金曜日の恋奏曲(ラプソディ)
里見先生も少し小走りになって私の所へ来てくれる。
私はまだ驚きつつ、里見先生に聞いた。
「…今日、あのあれ、えっと…図書室大丈夫なんですか?」
日本語が不自由な私に、里見先生は優しく笑う。
「今日はね、ちょっと家の用事で早く帰らなくちゃいけなくて。他の曜日の司書の先生と、途中で交代する予定だったの。」
…そうなんだ、と私はホッとした。
第2学習室の自習が無くなったとか、今日は図書室空いてないとか、そういうことかと思った。
そこで私は内心首を捻る。
…というか、例えそうだとして、なんだって言うんだ私。
なんで私が焦ってるんだ。
どうせ行かないつもりだったから、関係ないのに。
今度は里見先生が首をかしげた。
「…琴子ちゃんこそ、今日どうしたの?来ないなんて珍しいじゃない。」
「あっ、先生に雑用頼まれちゃって…。」
そう言おうと思った。
でも、出来なかった。
嘘をつくわけじゃないんだから、と自分に言い聞かせたけど、罪悪感と小指の爪ほどの正義感によって拒まれる。

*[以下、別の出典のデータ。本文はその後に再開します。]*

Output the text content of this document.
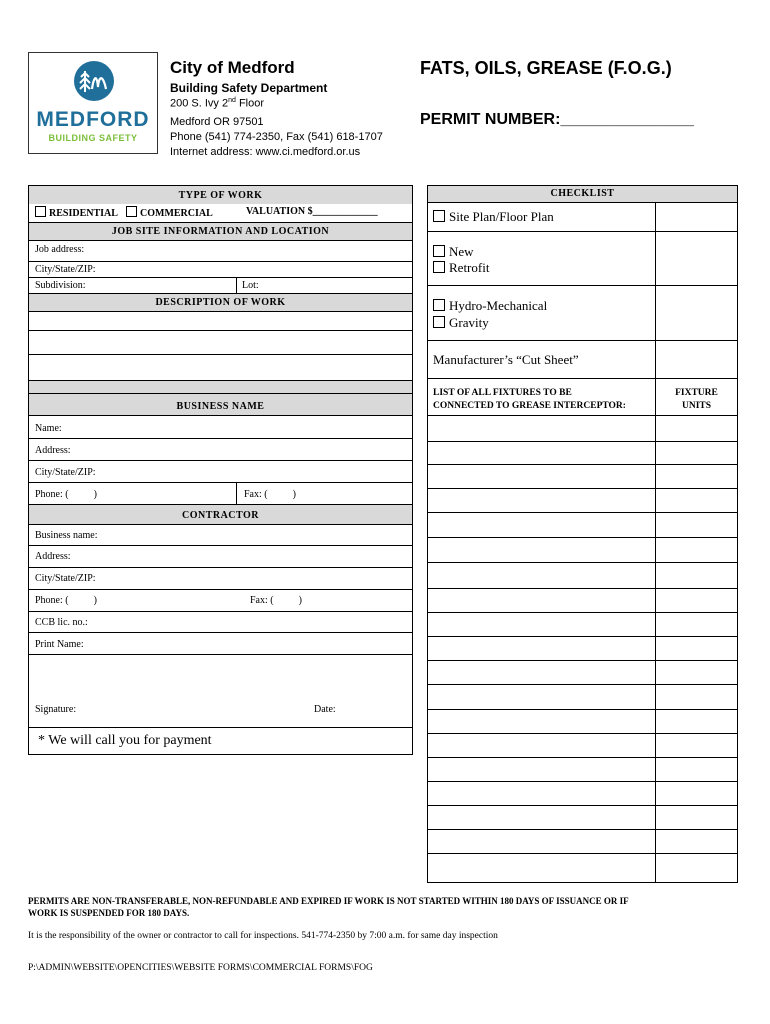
MEDFORD
BUILDING SAFETY
City of Medford
Building Safety Department
200 S. Ivy 2nd Floor
Medford OR 97501
Phone (541) 774-2350, Fax (541) 618-1707
Internet address: www.ci.medford.or.us
FATS, OILS, GREASE (F.O.G.)
PERMIT NUMBER:_______________
TYPE OF WORK
RESIDENTIAL	COMMERCIAL	VALUATION $_____________
JOB SITE INFORMATION AND LOCATION
Job address:
City/State/ZIP:
Subdivision:	Lot:
DESCRIPTION OF WORK
BUSINESS NAME
Name:
Address:
City/State/ZIP:
Phone: (          )	Fax: (          )
CONTRACTOR
Business name:
Address:
City/State/ZIP:
Phone: (          )	Fax: (          )
CCB lic. no.:
Print Name:
Signature:	Date:
* We will call you for payment
CHECKLIST
Site Plan/Floor Plan
New
Retrofit
Hydro-Mechanical
Gravity
Manufacturer’s “Cut Sheet”
LIST OF ALL FIXTURES TO BE
CONNECTED TO GREASE INTERCEPTOR:
FIXTURE
UNITS
PERMITS ARE NON-TRANSFERABLE, NON-REFUNDABLE AND EXPIRED IF WORK IS NOT STARTED WITHIN 180 DAYS OF ISSUANCE OR IF
WORK IS SUSPENDED FOR 180 DAYS.
It is the responsibility of the owner or contractor to call for inspections. 541-774-2350 by 7:00 a.m. for same day inspection
P:\ADMIN\WEBSITE\OPENCITIES\WEBSITE FORMS\COMMERCIAL FORMS\FOG
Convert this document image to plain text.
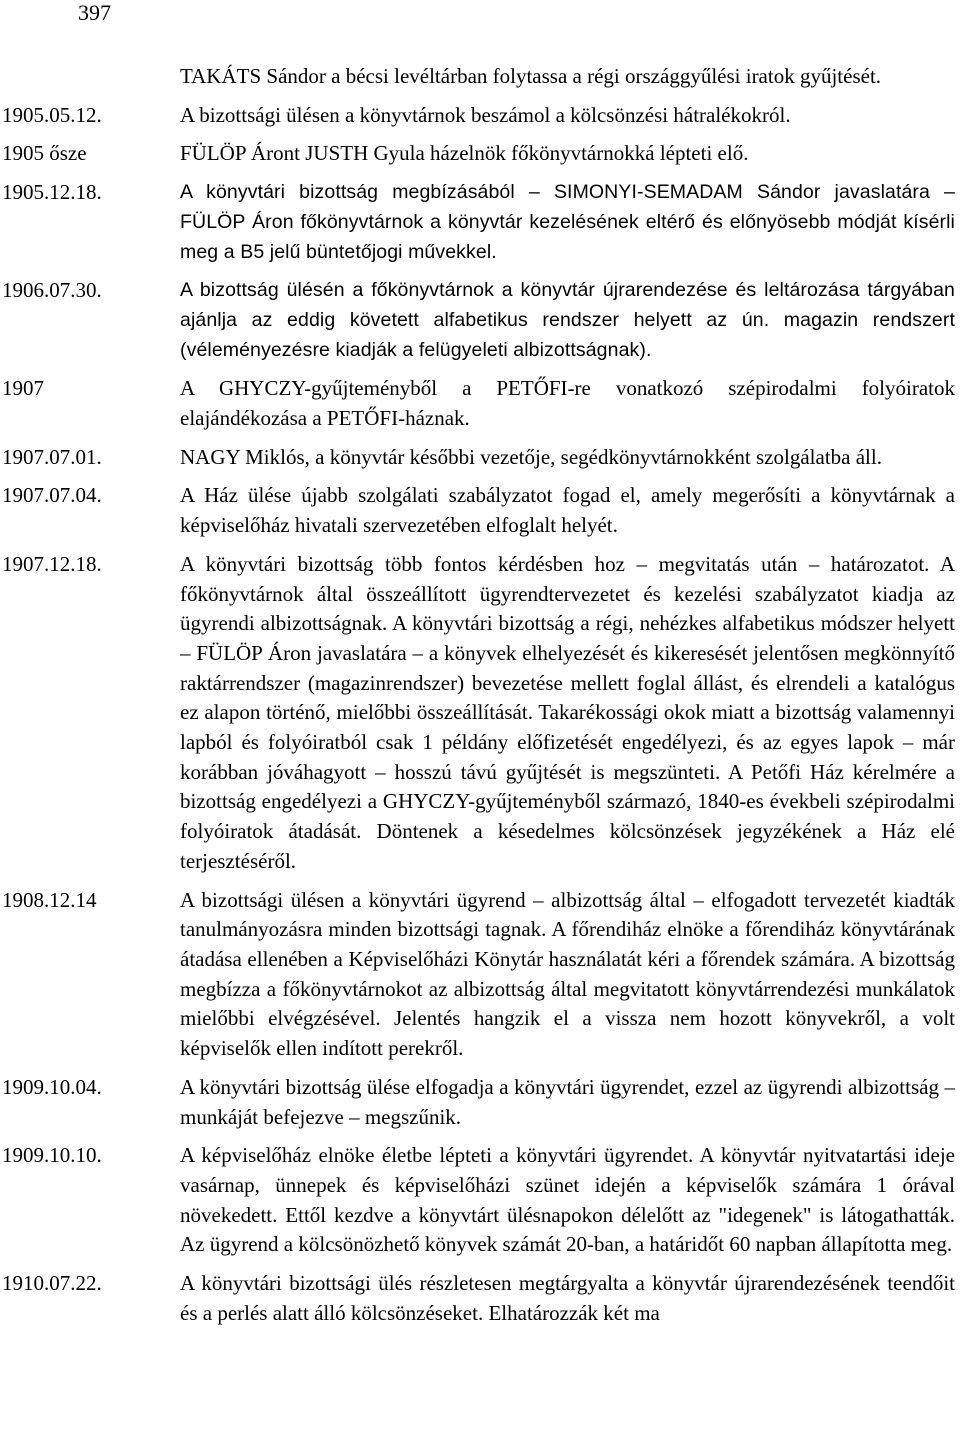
397
TAKÁTS Sándor a bécsi levéltárban folytassa a régi országgyűlési iratok gyűjtését.
1905.05.12.	A bizottsági ülésen a könyvtárnok beszámol a kölcsönzési hátralékokról.
1905 ősze	FÜLÖP Áront JUSTH Gyula házelnök főkönyvtárnokká lépteti elő.
1905.12.18.	A könyvtári bizottság megbízásából – SIMONYI-SEMADAM Sándor javaslatára – FÜLÖP Áron főkönyvtárnok a könyvtár kezelésének eltérő és előnyösebb módját kísérli meg a B5 jelű büntetőjogi művekkel.
1906.07.30.	A bizottság ülésén a főkönyvtárnok a könyvtár újrarendezése és leltározása tárgyában ajánlja az eddig követett alfabetikus rendszer helyett az ún. magazin rendszert (véleményezésre kiadják a felügyeleti albizottságnak).
1907	A GHYCZY-gyűjteményből a PETŐFI-re vonatkozó szépirodalmi folyóiratok elajándékozása a PETŐFI-háznak.
1907.07.01.	NAGY Miklós, a könyvtár későbbi vezetője, segédkönyvtárnokként szolgálatba áll.
1907.07.04.	A Ház ülése újabb szolgálati szabályzatot fogad el, amely megerősíti a könyvtárnak a képviselőház hivatali szervezetében elfoglalt helyét.
1907.12.18.	A könyvtári bizottság több fontos kérdésben hoz – megvitatás után – határozatot. A főkönyvtárnok által összeállított ügyrendtervezetet és kezelési szabályzatot kiadja az ügyrendi albizottságnak. A könyvtári bizottság a régi, nehézkes alfabetikus módszer helyett – FÜLÖP Áron javaslatára – a könyvek elhelyezését és kikeresését jelentősen megkönnyítő raktárrendszer (magazinrendszer) bevezetése mellett foglal állást, és elrendeli a katalógus ez alapon történő, mielőbbi összeállítását. Takarékossági okok miatt a bizottság valamennyi lapból és folyóiratból csak 1 példány előfizetését engedélyezi, és az egyes lapok – már korábban jóváhagyott – hosszú távú gyűjtését is megszünteti. A Petőfi Ház kérelmére a bizottság engedélyezi a GHYCZY-gyűjteményből származó, 1840-es évekbeli szépirodalmi folyóiratok átadását. Döntenek a késedelmes kölcsönzések jegyzékének a Ház elé terjesztéséről.
1908.12.14	A bizottsági ülésen a könyvtári ügyrend – albizottság által – elfogadott tervezetét kiadták tanulmányozásra minden bizottsági tagnak. A főrendiház elnöke a főrendiház könyvtárának átadása ellenében a Képviselőházi Könytár használatát kéri a főrendek számára. A bizottság megbízza a főkönyvtárnokot az albizottság által megvitatott könyvtárrendezési munkálatok mielőbbi elvégzésével. Jelentés hangzik el a vissza nem hozott könyvekről, a volt képviselők ellen indított perekről.
1909.10.04.	A könyvtári bizottság ülése elfogadja a könyvtári ügyrendet, ezzel az ügyrendi albizottság – munkáját befejezve – megszűnik.
1909.10.10.	A képviselőház elnöke életbe lépteti a könyvtári ügyrendet. A könyvtár nyitvatartási ideje vasárnap, ünnepek és képviselőházi szünet idején a képviselők számára 1 órával növekedett. Ettől kezdve a könyvtárt ülésnapokon délelőtt az "idegenek" is látogathatták. Az ügyrend a kölcsönözhető könyvek számát 20-ban, a határidőt 60 napban állapította meg.
1910.07.22.	A könyvtári bizottsági ülés részletesen megtárgyalta a könyvtár újrarendezésének teendőit és a perlés alatt álló kölcsönzéseket. Elhatározzák két ma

大西先生にはあんな簡単に誤魔化せたのに、里見先生には出来ない。
喉が詰まる。
言いたいのに、言葉にならない。
…あぁ、これダメなやつだ。
ぼんやりする視覚で、直感した。
このままいくと、思考がこんがらがって、訳がわからなくなって、感情がオーバーヒートする…。
「…琴子ちゃん。」
幼稚園児にでもかけるような声に、ハッとした。
里見先生は、私の右手をそっと握っていた。
包み込むような目線が、私を正面から捉えていた。
「…私で良かったら、話してみない?」
里見先生の、お見通しみたいな眼差しと優しい申し出に、私はゆっくり頷いた。
私はさっきまで作業をしていたスペースに向かった。
里見先生が座ったのは、さっきまでりっちゃんがいた席。
偶然だけど、不思議な気持ちになった。
私は自分がさっき座ってた席に座った。
そして、全部を、里見先生に話した。
上手い言葉になんて出来なかったし、支離滅裂、私のごちゃごちゃした思考回路をそのままポンと出したようなもので、かなり酷い内容だった。
でも、里見先生は静かに、耳を傾けていた。
苦しい胸の内を全て吐露してしまうと、私は幾分かスッキリした。